Les îles Féroé au ralenti
Conséquence directe de ce mouvement social : les 18 îles de l’archipel tournent au ralenti depuis plus de deux semaines. De nombreux secteurs sont touchés :
- Transports : les bateaux ne sont plus accueillis dans les ports, perturbant l’approvisionnement. Pas d’essence dans les stations-services, trafic des bus et taxis affecté.
- Commerce : les produits frais ont disparu des rayons. Fruits, légumes, viande, œufs… presque tout vient du continent.
- Éducation : des jardins d’enfants et des écoles ont dû fermer, les parents contraints de rester à la maison.
- Industrie : les ouvriers des usines de traitement du poisson ont cessé le travail. Idem dans le secteur de la construction.
- Propreté : plus de ramassage des ordures. Des établissements ont dû fermer pour des raisons sanitaires.
Seul l’aéroport de Vagar, à l’ouest de l’archipel, reste ouvert. Mais l’office du tourisme alerte les voyageurs : les Féroé sont en “stand-by” pour une durée indéterminée.
Vers un long conflit
Car cette grève historique, la plus importante depuis 20 ans, ne semble pas près de s’achever. Aucune négociation n’est prévue à ce stade entre les partenaires sociaux. Les 54 000 habitants des îles Féroé vont donc devoir s’adapter à cette situation inédite.
Un quotidien chamboulé, des pénuries en vue, une économie et des services publics au point mort… Les conséquences pourraient être lourdes si le conflit devait s’enliser. D’autant que le Løgting, le parlement local, ne semble pas enclin à légiférer pour y mettre un terme.
Nous soutenons la lutte des travailleurs féringiens pour des augmentations de salaire dignes. Leur détermination est un exemple pour tous les salariés d’Europe confrontés à l’inflation.

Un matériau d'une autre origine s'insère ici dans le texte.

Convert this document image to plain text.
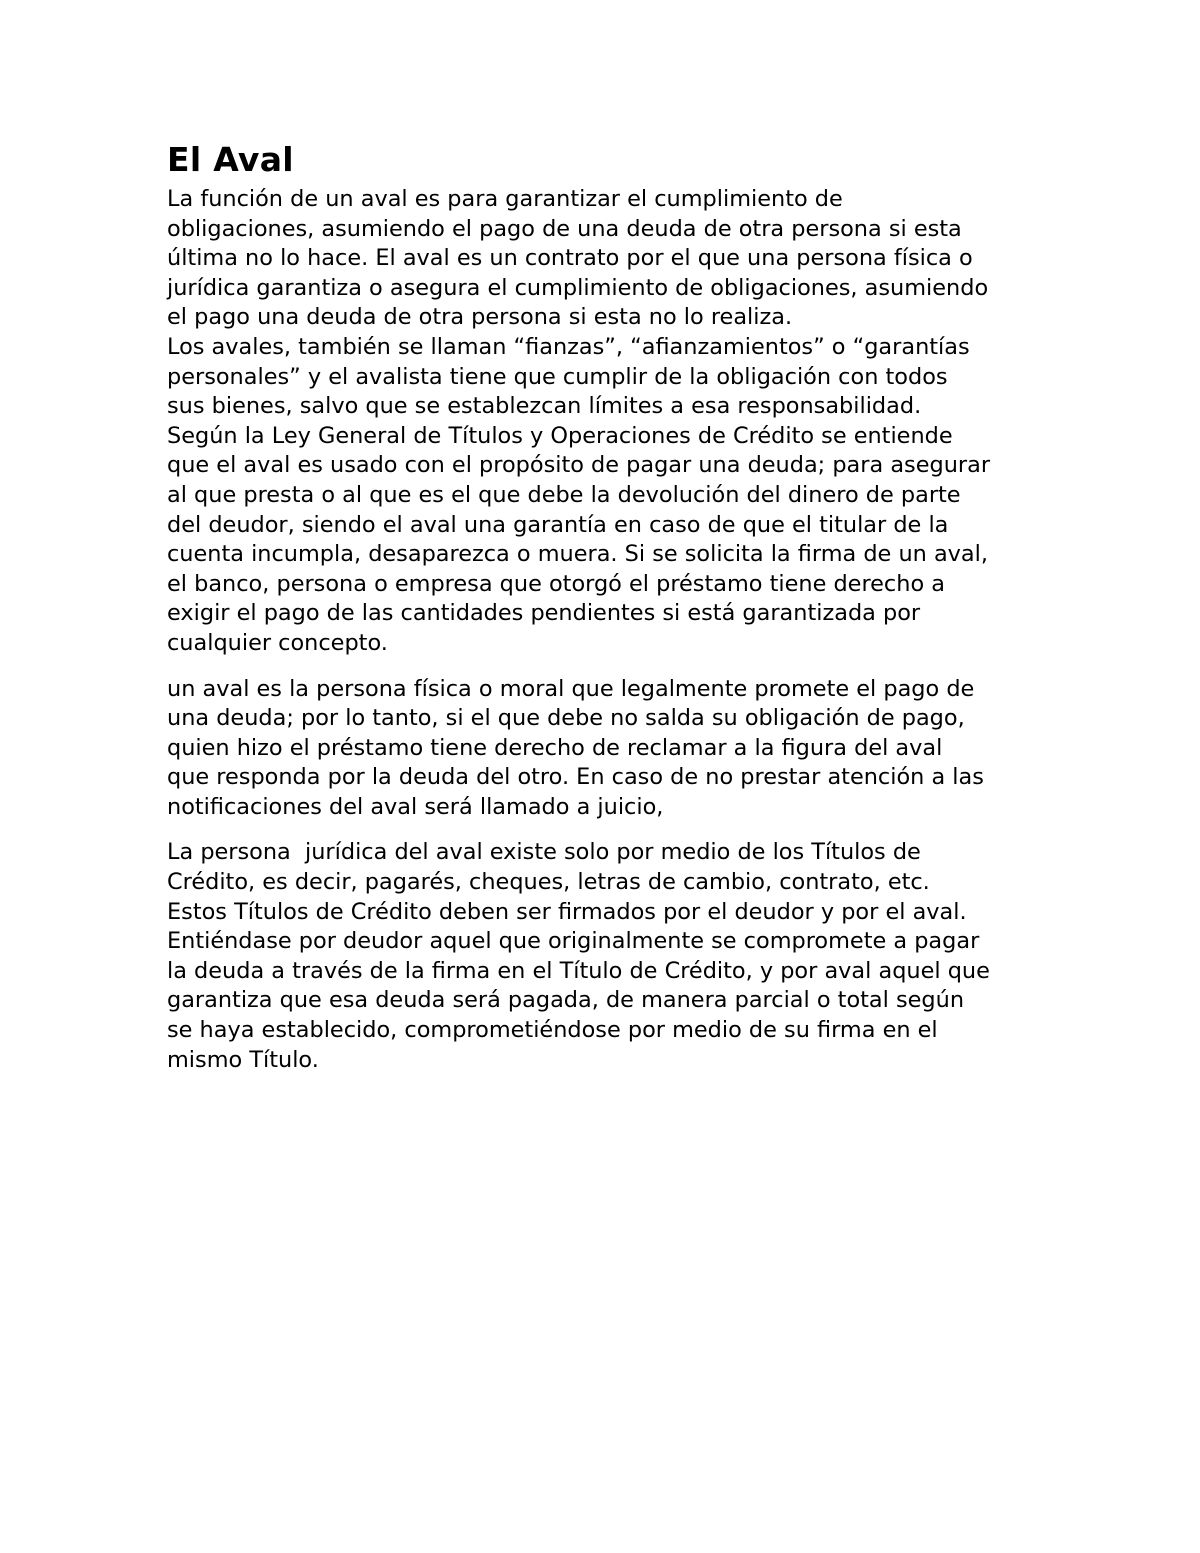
El Aval

La función de un aval es para garantizar el cumplimiento de
obligaciones, asumiendo el pago de una deuda de otra persona si esta
última no lo hace. El aval es un contrato por el que una persona física o
jurídica garantiza o asegura el cumplimiento de obligaciones, asumiendo
el pago una deuda de otra persona si esta no lo realiza.

Los avales, también se llaman “fianzas”, “afianzamientos” o “garantías
personales” y el avalista tiene que cumplir de la obligación con todos
sus bienes, salvo que se establezcan límites a esa responsabilidad.

Según la Ley General de Títulos y Operaciones de Crédito se entiende
que el aval es usado con el propósito de pagar una deuda; para asegurar
al que presta o al que es el que debe la devolución del dinero de parte
del deudor, siendo el aval una garantía en caso de que el titular de la
cuenta incumpla, desaparezca o muera. Si se solicita la firma de un aval,
el banco, persona o empresa que otorgó el préstamo tiene derecho a
exigir el pago de las cantidades pendientes si está garantizada por
cualquier concepto.

un aval es la persona física o moral que legalmente promete el pago de
una deuda; por lo tanto, si el que debe no salda su obligación de pago,
quien hizo el préstamo tiene derecho de reclamar a la figura del aval
que responda por la deuda del otro. En caso de no prestar atención a las
notificaciones del aval será llamado a juicio,

La persona  jurídica del aval existe solo por medio de los Títulos de
Crédito, es decir, pagarés, cheques, letras de cambio, contrato, etc.
Estos Títulos de Crédito deben ser firmados por el deudor y por el aval.
Entiéndase por deudor aquel que originalmente se compromete a pagar
la deuda a través de la firma en el Título de Crédito, y por aval aquel que
garantiza que esa deuda será pagada, de manera parcial o total según
se haya establecido, comprometiéndose por medio de su firma en el
mismo Título.
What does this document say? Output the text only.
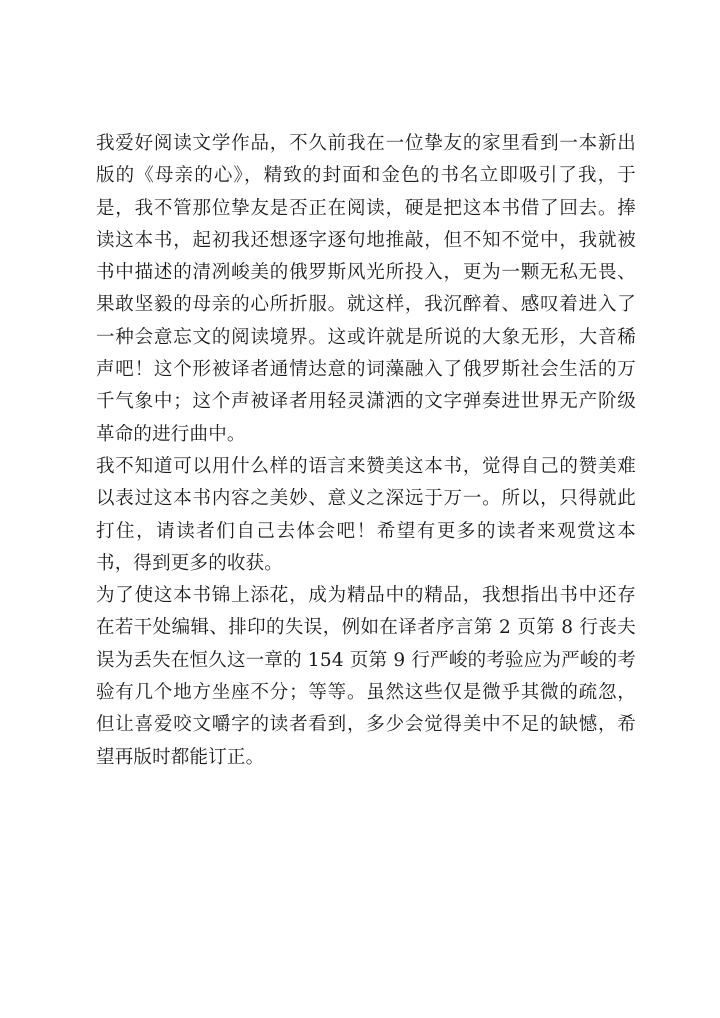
我爱好阅读文学作品，不久前我在一位挚友的家里看到一本新出版的《母亲的心》，精致的封面和金色的书名立即吸引了我，于是，我不管那位挚友是否正在阅读，硬是把这本书借了回去。捧读这本书，起初我还想逐字逐句地推敲，但不知不觉中，我就被书中描述的清冽峻美的俄罗斯风光所投入，更为一颗无私无畏、果敢坚毅的母亲的心所折服。就这样，我沉醉着、感叹着进入了一种会意忘文的阅读境界。这或许就是所说的大象无形，大音稀声吧！这个形被译者通情达意的词藻融入了俄罗斯社会生活的万千气象中；这个声被译者用轻灵潇洒的文字弹奏进世界无产阶级革命的进行曲中。

我不知道可以用什么样的语言来赞美这本书，觉得自己的赞美难以表过这本书内容之美妙、意义之深远于万一。所以，只得就此打住，请读者们自己去体会吧！希望有更多的读者来观赏这本书，得到更多的收获。

为了使这本书锦上添花，成为精品中的精品，我想指出书中还存在若干处编辑、排印的失误，例如在译者序言第 2 页第 8 行丧夫误为丢失在恒久这一章的 154 页第 9 行严峻的考验应为严峻的考验有几个地方坐座不分；等等。虽然这些仅是微乎其微的疏忽，但让喜爱咬文嚼字的读者看到，多少会觉得美中不足的缺憾，希望再版时都能订正。
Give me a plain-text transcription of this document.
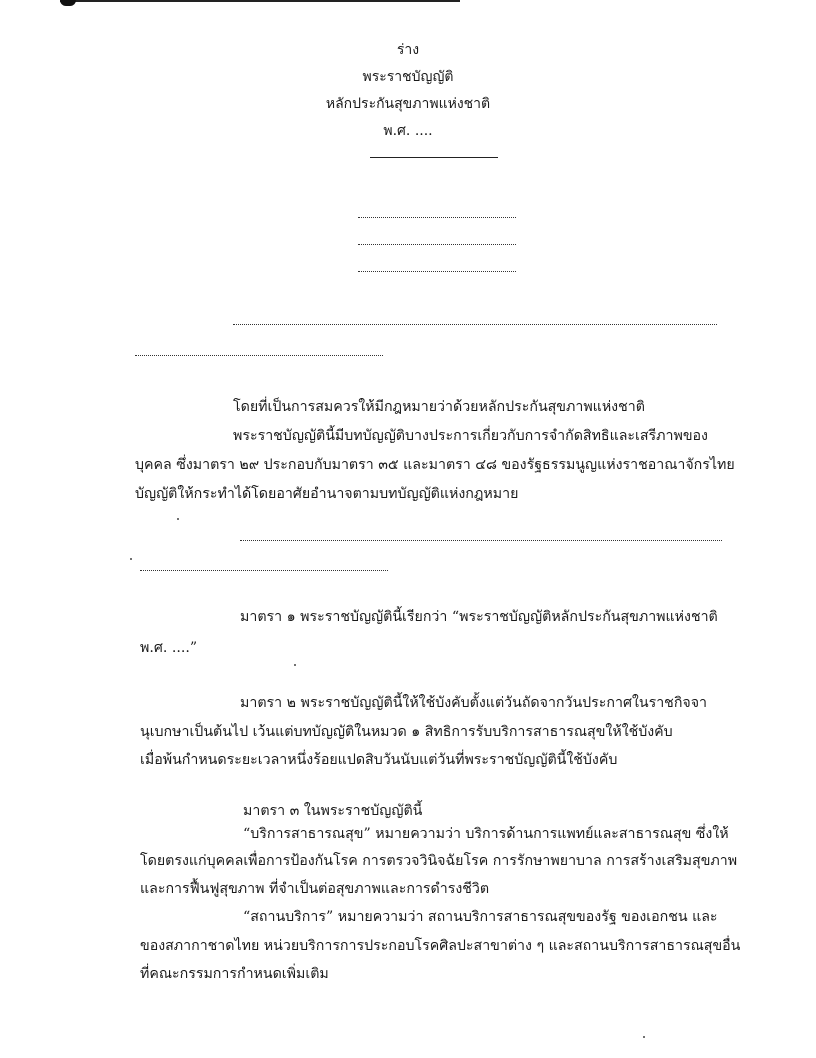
ร่าง
พระราชบัญญัติ
หลักประกันสุขภาพแห่งชาติ
พ.ศ. ....
โดยที่เป็นการสมควรให้มีกฎหมายว่าด้วยหลักประกันสุขภาพแห่งชาติ
พระราชบัญญัตินี้มีบทบัญญัติบางประการเกี่ยวกับการจำกัดสิทธิและเสรีภาพของ
บุคคล ซึ่งมาตรา ๒๙ ประกอบกับมาตรา ๓๕ และมาตรา ๔๘ ของรัฐธรรมนูญแห่งราชอาณาจักรไทย
บัญญัติให้กระทำได้โดยอาศัยอำนาจตามบทบัญญัติแห่งกฎหมาย
มาตรา ๑ พระราชบัญญัตินี้เรียกว่า “พระราชบัญญัติหลักประกันสุขภาพแห่งชาติ
พ.ศ. ....”
มาตรา ๒ พระราชบัญญัตินี้ให้ใช้บังคับตั้งแต่วันถัดจากวันประกาศในราชกิจจา
นุเบกษาเป็นต้นไป เว้นแต่บทบัญญัติในหมวด ๑ สิทธิการรับบริการสาธารณสุขให้ใช้บังคับ
เมื่อพ้นกำหนดระยะเวลาหนึ่งร้อยแปดสิบวันนับแต่วันที่พระราชบัญญัตินี้ใช้บังคับ
มาตรา ๓ ในพระราชบัญญัตินี้
“บริการสาธารณสุข” หมายความว่า บริการด้านการแพทย์และสาธารณสุข ซึ่งให้
โดยตรงแก่บุคคลเพื่อการป้องกันโรค การตรวจวินิจฉัยโรค การรักษาพยาบาล การสร้างเสริมสุขภาพ
และการฟื้นฟูสุขภาพ ที่จำเป็นต่อสุขภาพและการดำรงชีวิต
“สถานบริการ” หมายความว่า สถานบริการสาธารณสุขของรัฐ ของเอกชน และ
ของสภากาชาดไทย หน่วยบริการการประกอบโรคศิลปะสาขาต่าง ๆ และสถานบริการสาธารณสุขอื่น
ที่คณะกรรมการกำหนดเพิ่มเติม
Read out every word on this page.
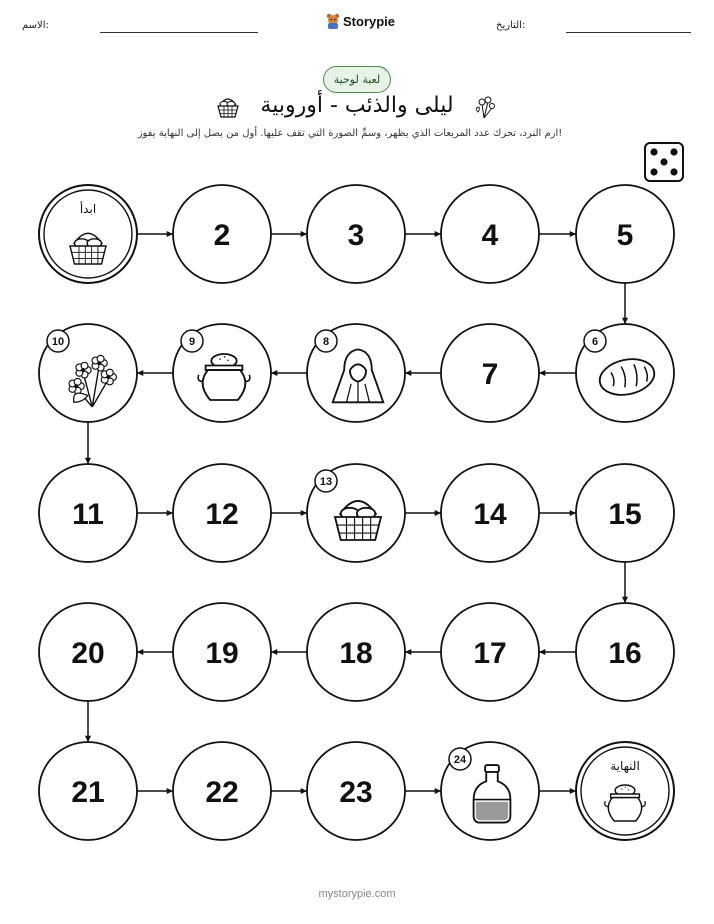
الاسم:	Storypie	التاريخ:
لعبة لوحية
ليلى والذئب - أوروبية
ارم النرد، تحرك عدد المربعات الذي يظهر، وسمِّ الصورة التي تقف عليها. أول من يصل إلى النهاية يفوز!
ابدأ
2	3	4	5
6
7
8
9
10
11	12
13
14	15
16
17
18
19
20
21	22	23
24	النهاية
mystorypie.com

– Syndicats nordiques de l’agroalimentaire
En attendant un hypothétique déblocage, les grévistes peuvent compter sur la solidarité de leurs homologues nordiques. Réunis le 27 mai en Norvège, les syndicats de l’agroalimentaire de la région leur ont apporté un soutien appuyé. Un encouragement à poursuivre ce combat pour le maintien du niveau de vie, qui pourrait faire des émules bien au-delà des frontières de ce petit archipel méconnu.